We spend much of our time together, watching our kids grow and seeing the moment they learn something new. Home educating can be as well rounded as the family makes it. Times of learning can include making cupcakes for the family, organizing a party on a country they have just learned about. Learning to budget and making deposits in the bank.
Vacations can be awesome times of finding something new to try, something new to learn. For us a trip to Gettysburg helps reinforce lessons on the Civil War or Abraham Lincoln. A trip to the science museum or art museum can never be a bad choice. Learning fractions through cooking, or etiquette through setting a table is a life long skill.
It’s not for everybody, but it works for us.
We officially heart Home Education.
We’ve tried different homeschool room settings, but what we’ve settled on is the dining room table, with a bookcase that houses all of our curriculum. Each girl gets one or two three ring binders divided into subjects. Each has her own computer and backpack, headphones, and pencil box.
I officially don’t like clutter. So the more clutter-free our house is the better. Thus…why we have one small, three shelved bookcase upstairs that houses immediate schoolday needs-calculators, extra pens and pencils, binders, copier/printer that doesn’t get used in the summer months.
Downstairs in the family room we have a lot of bookshelves, arts and craft supplies, drums, keyboard and music stands. Things that we don’t need to take up space on a daily basis.
Our home school rooms have taken on a journey of their own and seen a lot of changes over the years.
We started out like this:
Our school room doubled as our family/toy room.
I had cute seasonal bulletin board type stuff around the room.
When we moved, our basement family room became the classroom. Jeremy’s home office is on the opposite end of this picture. The big desk in the middle left of the picture is made of the desks the girls used in the other house. We just put them together for this room.
We discovered though, that we didn’t like being in the basement for five or more hours per day. It was a little dark and just felt like a basement.

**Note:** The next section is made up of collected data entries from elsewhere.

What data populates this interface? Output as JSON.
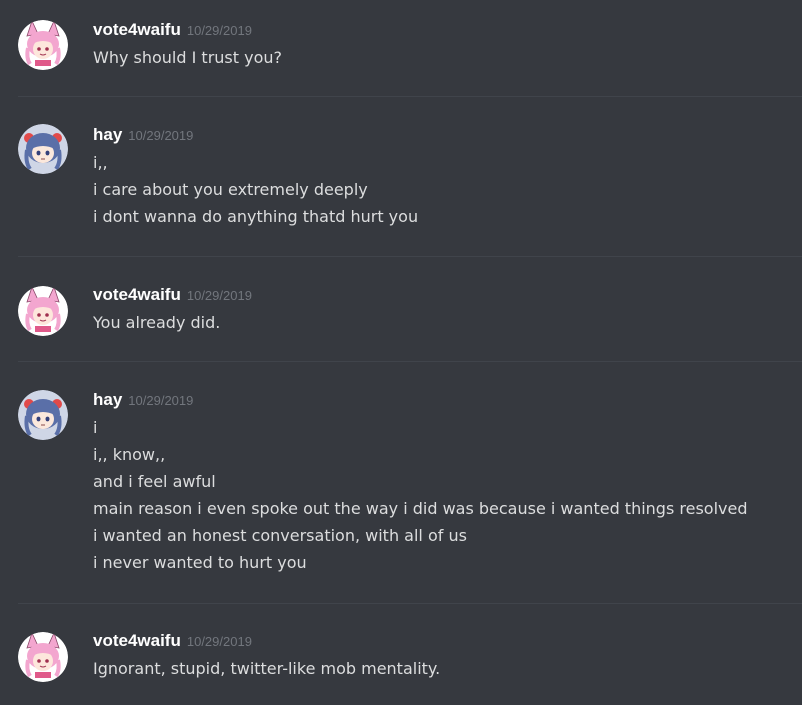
{
  "messages": [
    {
      "username": "vote4waifu",
      "timestamp": "10/29/2019",
      "avatar_icon": "pink-hair-cat-ear-girl-avatar",
      "lines": [
        "Why should I trust you?"
      ]
    },
    {
      "username": "hay",
      "timestamp": "10/29/2019",
      "avatar_icon": "blue-hair-girl-avatar",
      "lines": [
        "i,,",
        "i care about you extremely deeply",
        "i dont wanna do anything thatd hurt you"
      ]
    },
    {
      "username": "vote4waifu",
      "timestamp": "10/29/2019",
      "avatar_icon": "pink-hair-cat-ear-girl-avatar",
      "lines": [
        "You already did."
      ]
    },
    {
      "username": "hay",
      "timestamp": "10/29/2019",
      "avatar_icon": "blue-hair-girl-avatar",
      "lines": [
        "i",
        "i,, know,,",
        "and i feel awful",
        "main reason i even spoke out the way i did was because i wanted things resolved",
        "i wanted an honest conversation, with all of us",
        "i never wanted to hurt you"
      ]
    },
    {
      "username": "vote4waifu",
      "timestamp": "10/29/2019",
      "avatar_icon": "pink-hair-cat-ear-girl-avatar",
      "lines": [
        "Ignorant, stupid, twitter-like mob mentality."
      ]
    }
  ],
  "colors": {
    "background": "#36393f",
    "username": "#ffffff",
    "timestamp": "#72767d",
    "text": "#dcddde",
    "divider": "#40444b",
    "pink_hair": "#f3a6cf",
    "blue_hair": "#5a6fa8"
  }
}
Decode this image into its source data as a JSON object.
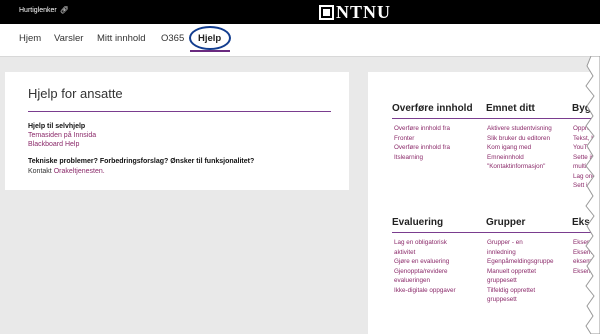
{
  "topbar": {
    "quick_links": "Hurtiglenker",
    "logo_text": "NTNU"
  },
  "nav": {
    "items": [
      "Hjem",
      "Varsler",
      "Mitt innhold",
      "O365",
      "Hjelp"
    ],
    "active": "Hjelp"
  },
  "left_card": {
    "title": "Hjelp for ansatte",
    "section1_heading": "Hjelp til selvhjelp",
    "section1_links": [
      "Temasiden på Innsida",
      "Blackboard Help"
    ],
    "section2_heading": "Tekniske problemer? Forbedringsforslag? Ønsker til funksjonalitet?",
    "section2_prefix": "Kontakt",
    "section2_link": "Orakeltjenesten."
  },
  "right_card": {
    "columns_row1": [
      {
        "heading": "Overføre innhold",
        "items": [
          "Overføre innhold fra",
          "Fronter",
          "Overføre innhold fra",
          "Itslearning"
        ]
      },
      {
        "heading": "Emnet ditt",
        "items": [
          "Aktivere studentvisning",
          "Slik bruker du editoren",
          "Kom igang med",
          "Emneinnhold",
          "\"Kontaktinformasjon\""
        ]
      },
      {
        "heading": "Bygg n",
        "items": [
          "Oppret",
          "Tekst, b",
          "YouTu",
          "Sette in",
          "multimed",
          "Lag one",
          "Sett inn"
        ]
      }
    ],
    "columns_row2": [
      {
        "heading": "Evaluering",
        "items": [
          "Lag en obligatorisk",
          "aktivitet",
          "Gjøre en evaluering",
          "Gjenoppta/revidere",
          "evalueringen",
          "Ikke-digitale oppgaver"
        ]
      },
      {
        "heading": "Grupper",
        "items": [
          "Grupper - en",
          "innledning",
          "Egenpåmeldingsgruppe",
          "Manuelt opprettet",
          "gruppesett",
          "Tilfeldig opprettet",
          "gruppesett"
        ]
      },
      {
        "heading": "Eksen",
        "items": [
          "Eksem",
          "Eksem",
          "eksem",
          "Eksem"
        ]
      }
    ]
  }
}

We moved to the dining room. This works perfectly for us. The kitchen is just to the right of the picture, which means I can cook while the girls do schoolwork. The living room is just to the front of this picture so if anyone is sick we can still be together.

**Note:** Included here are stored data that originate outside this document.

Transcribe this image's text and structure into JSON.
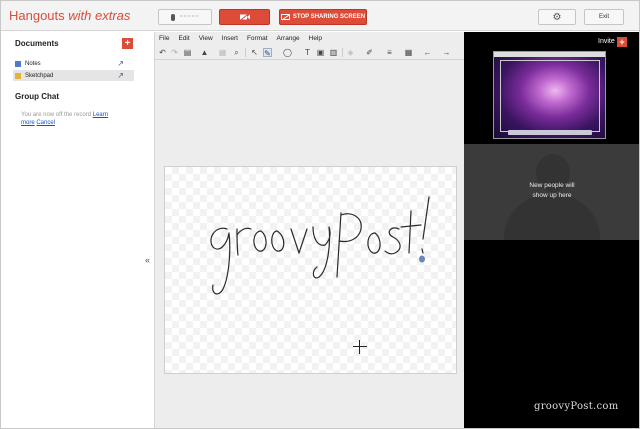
{
  "header": {
    "app_name": "Hangouts",
    "app_name_suffix": "with extras",
    "mic_level": "=====",
    "stop_sharing_label": "STOP SHARING SCREEN",
    "exit_label": "Exit",
    "accent_color": "#dd4b39"
  },
  "left_panel": {
    "documents_title": "Documents",
    "documents": [
      {
        "label": "Notes",
        "icon": "notes-icon"
      },
      {
        "label": "Sketchpad",
        "icon": "sketchpad-icon",
        "selected": true
      }
    ],
    "group_chat_title": "Group Chat",
    "group_chat_text": "You are now off the record",
    "learn_more_label": "Learn more",
    "cancel_label": "Cancel",
    "collapse_symbol": "«"
  },
  "sketchpad": {
    "menu": [
      "File",
      "Edit",
      "View",
      "Insert",
      "Format",
      "Arrange",
      "Help"
    ],
    "drawing_text": "groovyPost!"
  },
  "right_panel": {
    "invite_label": "Invite",
    "new_people_text_line1": "New people will",
    "new_people_text_line2": "show up here",
    "watermark": "groovyPost.com"
  }
}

We have done school at the church-if our internet should be out for the day or I have work to do there.
This was our first day of school last year. Gotta be honest-I didn’t hate it.
Home Educating can include bird watching and identifying while on a hike, observing rocks, soil, fish while kayaking along a riverbed, making a meal and using measurements, building something with a grampa, visiting a museum with a grandma. Social skills can be learned while visiting with an elderly neighbor. Music lessons can be taken during the day or by listening to dad (a music history buff) talk about his favorite piece of music. Public speaking can be learned through church events. Anything else can be learned through little league sports, swimming lessons, riding lessons, community theater or choirs. Geography can be learned through using a map on the wall and traveling through the states. Much can be learned by hanging posters on the back of the bathroom door.
We love the family togetherness Home educating offers us, during an otherwise busy, busy ministry life.